Sunday, December 4, 2011

hybrids, death, space, meaning, fear, puppets, and other ramblings.


Knowing why I do what I do is important to me, but it can also be a burden. I really have the tendencies to over-think just about everything, including my art work. My work has made leaps and bounds in the last couple months. It has been a hard run discovering these new images and wrestling with their meaning. There is a lot of personal experience imbedded in my pictures. I know for a fact this is why I run away from everything new I create. My images create a dichotomy between my life and what painting is. They mediate what is. I think the thing I fear the most about my pictures, is that not even I can understand them. I know other people won't "get" what it's about, and I don't expect them to. It's important to me though--to analyze them and often when I do, I see a lot of myself in them. 

The hybrid idea has taken on a whole new meaning. It lends itself to spaces now, not just figures. This is always been something I have been interested in--the spaces people make. A phrase that has popped into my head countless times in the last year. Of course I mean both the spaces in your mind, and the spaces in a physical environment. When I look at my pictures, I see a lot of meaning. I see a lot of symbolism and metaphor. How they all work together, I am not sure yet. I am still interested in the theme of puppetry, of control. My puppets have become more morbid and dark as I have worked with them. It's almost as if the pictures I made before, with the palette cut-outs, were a mask for what I truly wanted to paint. I remember someone saying last semester in crit, "Your pictures are too nice."It was very true, so much that it bothered me, and made me realize that it really isn't what I wanted to be doing. Those elements of my painting experience were definitely necessary to where I have landed presently, but I am glad to have moved on from that. 

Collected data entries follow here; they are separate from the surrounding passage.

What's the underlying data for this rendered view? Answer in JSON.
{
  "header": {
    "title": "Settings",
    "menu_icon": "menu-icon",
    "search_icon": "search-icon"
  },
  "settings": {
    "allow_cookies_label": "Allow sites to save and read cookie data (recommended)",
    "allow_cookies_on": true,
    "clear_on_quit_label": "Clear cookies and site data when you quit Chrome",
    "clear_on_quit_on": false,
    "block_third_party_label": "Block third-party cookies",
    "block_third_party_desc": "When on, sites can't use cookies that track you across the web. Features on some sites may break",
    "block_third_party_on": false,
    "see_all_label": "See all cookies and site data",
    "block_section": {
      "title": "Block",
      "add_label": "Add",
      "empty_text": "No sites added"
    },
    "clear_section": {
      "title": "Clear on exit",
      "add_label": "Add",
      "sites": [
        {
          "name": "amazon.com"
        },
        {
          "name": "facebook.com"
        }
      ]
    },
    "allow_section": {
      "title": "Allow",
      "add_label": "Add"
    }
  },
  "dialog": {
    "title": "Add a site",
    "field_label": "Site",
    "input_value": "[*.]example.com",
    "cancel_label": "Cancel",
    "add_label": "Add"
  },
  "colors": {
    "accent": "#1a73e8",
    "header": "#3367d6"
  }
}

In my current painting, I am dealing with architecture. Heavily influenced by Matthias Weischer, I am creating hybrid rooms. I think this new content developed from my hybrid figures, because I was yearning for a place to put them. No only that, but a room in itself can be a very personal thing. It can encompass a lot of memories, and can be indicative of a certain experience. As a painter, I can force the viewer INTO an experience. Into my experience of a hybrid, alternate reality.